Gainesville, Florida

Decoration Day

By Betsy Sanders


There was a small white wooden church with a green roof and a steeple, surrounded by a very old, pre-Civil war cemetery on one side and a newer, still-open-for-business cemetery on the other. There was a huge live oak on one side and underneath, in the deep shade, was a yards-long, concrete, waist-high table filled with fried chicken, fried okra, black-eyed peas, potato salad, fresh cut corn, tomato slices, yeast rolls, cornbread, assorted casseroles, sweet pickles, watermelon, pound cake, banana pudding, chocolate sheet cake — all of it home-grown and -made.

I’m certain the real table was not nearly as long as I remember, but this vision mingles with the Biblical loaves and fishes story in my mind, and I’m left with a beautiful memory of being loved and fed and of belonging. Dinner on the grounds is not a phrase I hear these days; just reading the phrase takes me back to those times with my grandmother at her church on dinner-on-the-grounds Decoration Day Sunday.

The more I think, the more complicated it gets. I want to go back for one more serving of blackberry cobbler; I feel a deep longing for those days of innocence, of being surrounded by adoring relatives, neighbors, friends, of pats on the head, pinches to the cheek and compliments for my patent leather shoes and frilly dress.  A wave of sadness comes over me, but I smile despite it. I recognize this feeling — love and pride mixed with the disappointment that comes with knowing too much and thinking too long, the difference between how things are and how I want them to be. The back story is the one that interests me now.

While I was busy having my idyllic Southern childhood, I didn’t know my grandmother hid her Cherokee ancestry for fear of not belonging. I suspect she learned this unconsciously by growing up in the foothills of the Appalachians in north Alabama, where a few generations back from hers, not assimilating would get you sent, on foot, to Oklahoma.

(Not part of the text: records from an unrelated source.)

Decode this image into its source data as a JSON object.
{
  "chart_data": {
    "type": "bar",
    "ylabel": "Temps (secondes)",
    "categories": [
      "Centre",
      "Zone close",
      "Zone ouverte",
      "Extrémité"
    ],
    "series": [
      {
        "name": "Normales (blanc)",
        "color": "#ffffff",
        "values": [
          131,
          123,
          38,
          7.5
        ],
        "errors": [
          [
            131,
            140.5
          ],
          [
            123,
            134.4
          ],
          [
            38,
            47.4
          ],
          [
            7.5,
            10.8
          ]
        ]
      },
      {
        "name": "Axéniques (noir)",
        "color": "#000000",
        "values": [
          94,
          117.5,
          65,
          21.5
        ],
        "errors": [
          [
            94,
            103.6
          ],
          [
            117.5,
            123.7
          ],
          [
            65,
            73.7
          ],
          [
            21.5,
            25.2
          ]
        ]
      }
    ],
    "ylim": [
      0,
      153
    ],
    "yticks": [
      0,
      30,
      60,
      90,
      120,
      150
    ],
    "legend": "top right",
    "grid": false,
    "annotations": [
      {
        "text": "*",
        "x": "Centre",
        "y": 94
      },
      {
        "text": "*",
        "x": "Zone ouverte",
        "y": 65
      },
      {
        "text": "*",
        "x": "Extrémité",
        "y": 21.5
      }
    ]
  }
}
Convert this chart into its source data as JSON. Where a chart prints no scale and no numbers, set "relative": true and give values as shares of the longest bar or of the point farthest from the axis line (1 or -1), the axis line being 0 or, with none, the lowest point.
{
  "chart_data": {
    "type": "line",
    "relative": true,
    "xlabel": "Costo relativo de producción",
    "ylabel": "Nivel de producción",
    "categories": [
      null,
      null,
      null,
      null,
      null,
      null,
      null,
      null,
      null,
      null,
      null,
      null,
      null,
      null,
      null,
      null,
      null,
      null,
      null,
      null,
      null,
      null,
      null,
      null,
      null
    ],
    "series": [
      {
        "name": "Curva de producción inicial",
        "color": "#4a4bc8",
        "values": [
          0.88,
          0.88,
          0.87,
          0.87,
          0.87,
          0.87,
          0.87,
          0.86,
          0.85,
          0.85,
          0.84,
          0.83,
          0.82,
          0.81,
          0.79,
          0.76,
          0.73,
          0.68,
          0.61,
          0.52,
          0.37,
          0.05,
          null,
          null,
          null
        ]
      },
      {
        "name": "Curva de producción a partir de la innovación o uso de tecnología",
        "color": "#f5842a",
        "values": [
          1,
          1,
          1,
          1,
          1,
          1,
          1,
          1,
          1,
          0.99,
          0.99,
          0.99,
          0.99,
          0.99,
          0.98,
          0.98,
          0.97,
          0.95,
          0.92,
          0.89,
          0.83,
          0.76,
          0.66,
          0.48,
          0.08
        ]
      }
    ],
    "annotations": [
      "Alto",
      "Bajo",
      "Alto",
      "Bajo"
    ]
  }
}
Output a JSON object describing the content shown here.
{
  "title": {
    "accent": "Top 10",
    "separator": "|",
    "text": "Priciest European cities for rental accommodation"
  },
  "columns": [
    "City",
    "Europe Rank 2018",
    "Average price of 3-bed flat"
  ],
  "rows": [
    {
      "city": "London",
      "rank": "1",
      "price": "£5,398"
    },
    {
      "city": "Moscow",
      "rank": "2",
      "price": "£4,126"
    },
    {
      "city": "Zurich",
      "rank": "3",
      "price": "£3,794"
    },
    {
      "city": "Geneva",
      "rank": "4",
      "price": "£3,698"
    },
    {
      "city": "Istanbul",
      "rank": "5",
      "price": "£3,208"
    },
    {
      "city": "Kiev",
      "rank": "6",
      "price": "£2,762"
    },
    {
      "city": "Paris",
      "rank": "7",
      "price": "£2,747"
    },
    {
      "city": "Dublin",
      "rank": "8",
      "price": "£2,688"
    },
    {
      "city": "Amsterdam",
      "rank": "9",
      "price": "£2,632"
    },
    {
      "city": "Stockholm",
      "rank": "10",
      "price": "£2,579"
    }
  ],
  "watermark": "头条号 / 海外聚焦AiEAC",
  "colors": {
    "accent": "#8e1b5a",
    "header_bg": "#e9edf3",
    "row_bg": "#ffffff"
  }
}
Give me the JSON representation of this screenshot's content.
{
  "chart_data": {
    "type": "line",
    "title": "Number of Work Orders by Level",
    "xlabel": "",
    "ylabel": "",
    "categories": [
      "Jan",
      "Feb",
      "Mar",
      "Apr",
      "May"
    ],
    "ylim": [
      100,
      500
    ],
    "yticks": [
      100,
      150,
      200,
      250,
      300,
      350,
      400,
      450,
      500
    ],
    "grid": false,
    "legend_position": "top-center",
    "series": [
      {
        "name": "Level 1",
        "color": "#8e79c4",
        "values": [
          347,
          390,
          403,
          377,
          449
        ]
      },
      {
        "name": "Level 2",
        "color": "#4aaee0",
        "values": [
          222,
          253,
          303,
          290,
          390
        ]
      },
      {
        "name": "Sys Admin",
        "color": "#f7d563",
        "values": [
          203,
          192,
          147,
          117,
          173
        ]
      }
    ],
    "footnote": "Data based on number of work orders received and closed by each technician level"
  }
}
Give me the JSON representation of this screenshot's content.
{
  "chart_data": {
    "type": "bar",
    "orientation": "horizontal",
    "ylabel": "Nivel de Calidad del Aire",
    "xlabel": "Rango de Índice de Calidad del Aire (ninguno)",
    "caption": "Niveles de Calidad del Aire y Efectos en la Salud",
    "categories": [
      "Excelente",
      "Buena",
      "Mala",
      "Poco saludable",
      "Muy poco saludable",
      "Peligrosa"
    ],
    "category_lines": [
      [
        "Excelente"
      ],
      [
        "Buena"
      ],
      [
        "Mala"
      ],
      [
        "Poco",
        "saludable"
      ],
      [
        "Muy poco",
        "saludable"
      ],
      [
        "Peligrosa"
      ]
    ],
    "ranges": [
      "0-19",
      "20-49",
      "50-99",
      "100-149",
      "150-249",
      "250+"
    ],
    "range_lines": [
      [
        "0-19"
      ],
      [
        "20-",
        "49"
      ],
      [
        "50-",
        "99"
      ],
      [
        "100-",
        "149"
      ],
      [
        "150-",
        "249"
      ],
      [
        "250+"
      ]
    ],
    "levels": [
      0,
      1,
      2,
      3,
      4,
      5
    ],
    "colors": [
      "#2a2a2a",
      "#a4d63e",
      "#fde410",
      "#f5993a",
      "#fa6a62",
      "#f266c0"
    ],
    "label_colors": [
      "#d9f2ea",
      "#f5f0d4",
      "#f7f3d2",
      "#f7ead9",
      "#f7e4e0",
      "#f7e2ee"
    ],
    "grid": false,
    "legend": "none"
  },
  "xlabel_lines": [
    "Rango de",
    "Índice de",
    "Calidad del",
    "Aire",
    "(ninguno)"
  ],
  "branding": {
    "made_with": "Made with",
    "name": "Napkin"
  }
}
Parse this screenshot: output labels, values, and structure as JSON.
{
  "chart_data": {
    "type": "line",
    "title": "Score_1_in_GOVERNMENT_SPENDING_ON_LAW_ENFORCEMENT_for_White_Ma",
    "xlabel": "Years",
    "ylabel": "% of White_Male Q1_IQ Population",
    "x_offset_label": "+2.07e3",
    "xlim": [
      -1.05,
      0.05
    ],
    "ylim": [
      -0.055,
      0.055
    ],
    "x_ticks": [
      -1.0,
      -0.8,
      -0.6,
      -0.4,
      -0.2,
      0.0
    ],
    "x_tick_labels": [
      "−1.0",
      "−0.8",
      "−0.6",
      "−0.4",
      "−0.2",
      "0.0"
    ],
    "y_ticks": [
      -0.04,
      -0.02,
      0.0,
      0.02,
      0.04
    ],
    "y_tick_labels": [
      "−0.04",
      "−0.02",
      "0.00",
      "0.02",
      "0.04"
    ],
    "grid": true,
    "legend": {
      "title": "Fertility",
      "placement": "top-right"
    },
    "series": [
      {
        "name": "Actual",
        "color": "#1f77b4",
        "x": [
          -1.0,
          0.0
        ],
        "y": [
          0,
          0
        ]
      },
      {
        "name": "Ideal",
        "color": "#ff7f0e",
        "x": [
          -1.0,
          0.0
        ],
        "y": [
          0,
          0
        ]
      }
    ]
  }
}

While I was eating hot buttered homemade biscuits with Golden Eagle syrup before heading to church, I was unaware that years ago my grandfather was shunned by many in my hometown because his father left Alabama to join the Union Army and fight for the Yanks in the Civil War. To this day there are families with the same last name that don’t claim kin even though only the eldest family members remember the story of why.

I grew up in north Alabama in the 1960s. I look back now, and I have no idea how I managed to be completely unaware of the Civil Rights Movement happening all around me. I can only offer the very rural setting, the lack of television, and parents who didn’t discuss news or politics as an explanation.  I remember only talk of crops, rain, and Alabama football.

Dinner on the grounds was a special occasion that followed the work of cleaning up the graveyard and placing fresh flowers beside the headstones; it provided a time to remember and celebrate the lives of the dear departed. Thinking of it now reminds me how grateful I am for every branch in my twisted family tree and for my deeply Southern roots. But I know I could not go back to that little church and not question the theology; as an adult I would not perceive it as loving or nourishing. I don’t know how to reconcile the mix of emotions. I just know that no matter how far removed I am from that time and place, I’m still Southern and still trying to figure it out.